Рассвет. Дождь стихает. Мы движемся вперед. По сгорбленным фигурам, по землистым лицам я сужу, как утомлены люди. Несколько танков с десантом въезжают на утопающую в жидкой грязи поселковую окраину. Встречные китайцы изумлены: откуда взялись советские танки? Улыбаются радостно, машут нам шляпами, а японские солдаты убегают задами: пригнулись, испуганно оглядываются. Мы подсаживаемся на танки, едем какое-то время на броне, затем соскакиваем, ибо они останавливаются, — к машинам подбегает разведчик в развевающейся плащ-палатке, докладывает Карзанову:
— Товарищ полковник, японские части сосредоточены в крепости!
— На северо-восточной окраине?
— Так точно! А штаб японский в центре, в районе казарм. Наша разведка установила: штаб пехотной дивизии...
— Спасибо, разведчик, за сведения. Они пригодятся.
— Служу Советскому Союзу! — Разведчик гаркает так, что стоящие рядом вздрагивают.
Карзанов одобрительно смотрит на него:
— Иди к своим. Продолжайте выполнять задачу. — И уже как бы для себя произносит: — Ладно, будем действовать решительно. Коль забрались в берлогу... Может, и удастся склонить их к капитуляции? Двинем в штаб дивизии и предъявим ультиматум!
— А не встретят ли нас очередями? — спрашивает комбат.
— Рискнем, капитан... Посадите на танк двух-трех местных жителей, пусть покажут дорогу к штабу. Они наверняка ее знают...
Через переводчика спрашиваем, кто из толпы знает, где японский штаб. Дружно отвечают: «Знаем!» Отобрав трех наиболее расторопных китайцев, подсаживаем их на броню, трогаемся. Петляем по кривым, грязным и узким улочкам. Возникает досадная заминка: один проводник говорит — надо ехать туда, второй — не туда, а сюда, третий — аж в противоположном направлении, спорят до хрипоты, машут кулаками и готовы передраться. Мы сперва огорчились: никто в точности не знает, куда ехать? Но оказалось: каждый предлагает кратчайший путь. Известно, однако: если знатоки берутся спорить между собой, кратчайший путь обернется длиннейшим, запутаннейшим. Поэтому комбат сказал спорщикам:
— Тихо! Кончайте базарить! — И, выбрав на свой взгляд самого толкового и внушающего доверие, ткнул в него пальцем: — Веди ты!

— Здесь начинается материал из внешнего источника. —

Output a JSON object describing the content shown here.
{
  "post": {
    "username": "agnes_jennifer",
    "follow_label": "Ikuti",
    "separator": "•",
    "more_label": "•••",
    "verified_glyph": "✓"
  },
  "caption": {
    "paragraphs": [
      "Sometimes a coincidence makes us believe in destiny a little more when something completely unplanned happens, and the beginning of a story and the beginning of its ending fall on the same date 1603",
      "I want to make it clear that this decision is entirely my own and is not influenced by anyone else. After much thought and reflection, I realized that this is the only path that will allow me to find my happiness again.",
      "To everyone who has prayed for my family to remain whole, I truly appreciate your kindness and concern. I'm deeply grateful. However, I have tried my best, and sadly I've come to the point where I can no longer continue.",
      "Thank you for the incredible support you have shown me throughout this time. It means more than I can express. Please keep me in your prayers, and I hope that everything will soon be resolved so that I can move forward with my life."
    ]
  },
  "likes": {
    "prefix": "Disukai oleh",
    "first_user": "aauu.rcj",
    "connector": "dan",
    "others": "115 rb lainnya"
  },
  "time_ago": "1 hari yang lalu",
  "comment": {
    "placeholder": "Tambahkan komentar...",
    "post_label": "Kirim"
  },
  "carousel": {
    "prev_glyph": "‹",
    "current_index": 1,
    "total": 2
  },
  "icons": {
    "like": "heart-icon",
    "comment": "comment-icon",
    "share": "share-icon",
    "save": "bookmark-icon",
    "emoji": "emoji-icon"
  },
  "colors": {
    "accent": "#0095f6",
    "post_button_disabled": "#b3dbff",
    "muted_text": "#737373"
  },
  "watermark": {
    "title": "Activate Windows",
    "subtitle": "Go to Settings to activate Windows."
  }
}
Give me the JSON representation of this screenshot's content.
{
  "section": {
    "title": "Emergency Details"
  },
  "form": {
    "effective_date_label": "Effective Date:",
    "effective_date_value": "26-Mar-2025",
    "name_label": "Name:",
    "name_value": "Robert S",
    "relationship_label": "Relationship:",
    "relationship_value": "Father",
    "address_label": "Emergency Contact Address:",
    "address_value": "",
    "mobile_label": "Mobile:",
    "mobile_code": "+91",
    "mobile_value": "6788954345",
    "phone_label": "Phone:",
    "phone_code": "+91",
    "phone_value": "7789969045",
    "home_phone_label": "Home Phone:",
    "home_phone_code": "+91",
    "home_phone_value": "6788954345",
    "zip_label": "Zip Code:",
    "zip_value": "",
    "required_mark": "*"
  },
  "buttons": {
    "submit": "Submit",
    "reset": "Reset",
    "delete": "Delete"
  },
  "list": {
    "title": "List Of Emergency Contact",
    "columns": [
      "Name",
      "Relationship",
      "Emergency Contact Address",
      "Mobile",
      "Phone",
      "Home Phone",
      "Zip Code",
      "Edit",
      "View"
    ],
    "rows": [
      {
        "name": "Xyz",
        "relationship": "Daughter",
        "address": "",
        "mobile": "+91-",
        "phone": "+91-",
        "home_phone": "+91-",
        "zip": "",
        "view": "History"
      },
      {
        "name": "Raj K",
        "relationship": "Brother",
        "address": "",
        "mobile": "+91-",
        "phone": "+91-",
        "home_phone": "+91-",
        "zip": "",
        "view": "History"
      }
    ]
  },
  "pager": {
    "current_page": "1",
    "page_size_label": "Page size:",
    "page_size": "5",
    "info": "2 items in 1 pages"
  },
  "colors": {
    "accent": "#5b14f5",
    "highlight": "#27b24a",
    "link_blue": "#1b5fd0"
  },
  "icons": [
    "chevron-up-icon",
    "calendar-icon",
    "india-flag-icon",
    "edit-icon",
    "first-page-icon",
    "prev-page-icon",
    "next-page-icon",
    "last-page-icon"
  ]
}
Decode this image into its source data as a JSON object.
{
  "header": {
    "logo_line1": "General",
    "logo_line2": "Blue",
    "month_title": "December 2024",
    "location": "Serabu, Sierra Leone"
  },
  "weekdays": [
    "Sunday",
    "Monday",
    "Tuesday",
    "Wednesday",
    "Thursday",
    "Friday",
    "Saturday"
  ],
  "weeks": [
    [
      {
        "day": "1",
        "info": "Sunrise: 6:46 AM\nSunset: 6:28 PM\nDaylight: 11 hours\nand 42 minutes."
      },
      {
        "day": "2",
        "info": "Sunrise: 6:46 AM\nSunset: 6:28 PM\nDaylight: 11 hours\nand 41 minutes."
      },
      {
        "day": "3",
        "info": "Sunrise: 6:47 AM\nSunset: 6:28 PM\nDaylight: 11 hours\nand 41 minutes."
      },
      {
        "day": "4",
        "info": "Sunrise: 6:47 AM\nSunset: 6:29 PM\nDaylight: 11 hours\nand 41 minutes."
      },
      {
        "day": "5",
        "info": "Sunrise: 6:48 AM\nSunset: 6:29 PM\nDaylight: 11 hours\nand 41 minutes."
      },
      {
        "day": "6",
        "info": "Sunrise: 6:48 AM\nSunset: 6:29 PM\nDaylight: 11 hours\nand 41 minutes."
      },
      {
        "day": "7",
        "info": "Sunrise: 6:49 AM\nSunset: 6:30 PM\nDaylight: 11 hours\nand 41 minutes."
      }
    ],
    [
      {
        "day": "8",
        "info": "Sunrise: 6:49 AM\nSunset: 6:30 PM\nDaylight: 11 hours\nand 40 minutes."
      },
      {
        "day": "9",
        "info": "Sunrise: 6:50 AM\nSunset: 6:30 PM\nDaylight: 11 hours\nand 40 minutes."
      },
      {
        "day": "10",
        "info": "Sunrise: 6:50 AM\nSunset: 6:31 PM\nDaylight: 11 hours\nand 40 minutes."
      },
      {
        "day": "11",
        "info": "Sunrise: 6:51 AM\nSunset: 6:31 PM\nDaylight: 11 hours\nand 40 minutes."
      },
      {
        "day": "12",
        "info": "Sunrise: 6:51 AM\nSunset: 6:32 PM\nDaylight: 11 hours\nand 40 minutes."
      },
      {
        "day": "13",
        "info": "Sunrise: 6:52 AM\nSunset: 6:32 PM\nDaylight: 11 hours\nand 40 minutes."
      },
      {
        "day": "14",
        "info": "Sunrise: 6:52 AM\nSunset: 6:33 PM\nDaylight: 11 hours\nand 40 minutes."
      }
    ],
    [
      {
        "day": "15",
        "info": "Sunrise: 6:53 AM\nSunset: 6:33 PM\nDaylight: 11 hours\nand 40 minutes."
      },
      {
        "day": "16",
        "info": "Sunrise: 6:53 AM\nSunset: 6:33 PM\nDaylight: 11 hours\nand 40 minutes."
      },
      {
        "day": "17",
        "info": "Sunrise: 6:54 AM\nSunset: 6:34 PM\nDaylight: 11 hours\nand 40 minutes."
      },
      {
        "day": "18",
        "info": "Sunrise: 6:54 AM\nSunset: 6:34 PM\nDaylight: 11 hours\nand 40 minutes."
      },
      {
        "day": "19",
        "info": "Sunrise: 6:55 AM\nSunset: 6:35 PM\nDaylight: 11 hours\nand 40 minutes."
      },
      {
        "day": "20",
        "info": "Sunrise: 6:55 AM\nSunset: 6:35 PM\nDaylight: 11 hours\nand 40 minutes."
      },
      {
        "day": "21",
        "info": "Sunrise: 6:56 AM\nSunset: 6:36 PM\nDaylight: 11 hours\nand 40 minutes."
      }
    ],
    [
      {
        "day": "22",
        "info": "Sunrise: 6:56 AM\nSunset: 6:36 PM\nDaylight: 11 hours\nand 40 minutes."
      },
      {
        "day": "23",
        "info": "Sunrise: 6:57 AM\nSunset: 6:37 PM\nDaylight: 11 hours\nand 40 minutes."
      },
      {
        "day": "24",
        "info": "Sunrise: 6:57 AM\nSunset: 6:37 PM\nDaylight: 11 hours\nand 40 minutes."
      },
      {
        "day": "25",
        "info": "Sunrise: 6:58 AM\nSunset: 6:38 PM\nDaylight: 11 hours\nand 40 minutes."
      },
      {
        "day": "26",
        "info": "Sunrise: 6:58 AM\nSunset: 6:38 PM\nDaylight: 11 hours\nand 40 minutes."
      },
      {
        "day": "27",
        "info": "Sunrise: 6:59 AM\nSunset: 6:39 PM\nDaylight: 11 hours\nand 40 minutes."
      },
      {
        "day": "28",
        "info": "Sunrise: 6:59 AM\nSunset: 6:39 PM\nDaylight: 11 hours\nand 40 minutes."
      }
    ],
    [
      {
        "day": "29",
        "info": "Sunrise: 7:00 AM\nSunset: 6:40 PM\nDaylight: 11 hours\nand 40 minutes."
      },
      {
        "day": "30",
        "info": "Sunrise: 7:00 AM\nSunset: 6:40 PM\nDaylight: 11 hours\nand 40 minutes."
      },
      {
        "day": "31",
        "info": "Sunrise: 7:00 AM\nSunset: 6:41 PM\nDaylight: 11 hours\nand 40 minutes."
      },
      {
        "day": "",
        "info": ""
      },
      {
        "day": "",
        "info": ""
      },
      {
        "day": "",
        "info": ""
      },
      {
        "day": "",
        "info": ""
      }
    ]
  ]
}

И капитан оказался прав: китаец повел танки и автомашины уверенно, точно. Вскоре мы подъехали к забору, опоясывавшему расположение дивизионного штаба: несколько зданий под черепичными крышами. У ворот часовые — мордастые, плохо побритые парни — в смятении: то ли оставаться, то ли убегать. Танки и автомашины притормаживают, десантники спрыгивают, подбегают к часовым, вырывают у них карабины. Полковник Карзанов, комбат и я, окруженные автоматчиками, проходим мимо поднявших руки часовых, пересекаем посыпанный желтым песком двор. В здании поднимаемся на второй этаж, отыскиваем кабинет командира дивизии. При виде нас из-за письменного стола поднимается полковник: несоразмерно длинное, бочкообразное туловище, на которое насажена — почти без шеи — шишкастая остриженная голова. Подрагивая ниточкой черных усиков, растерянно помаргивая, полковник уставился на нас. Карзанов сказал:
— Переводите: я командир передового советского отряда, мои войска блокировали части вверенной вам дивизии и ваш штаб, сопротивление бесполезно, предлагаю безоговорочно капитулировать!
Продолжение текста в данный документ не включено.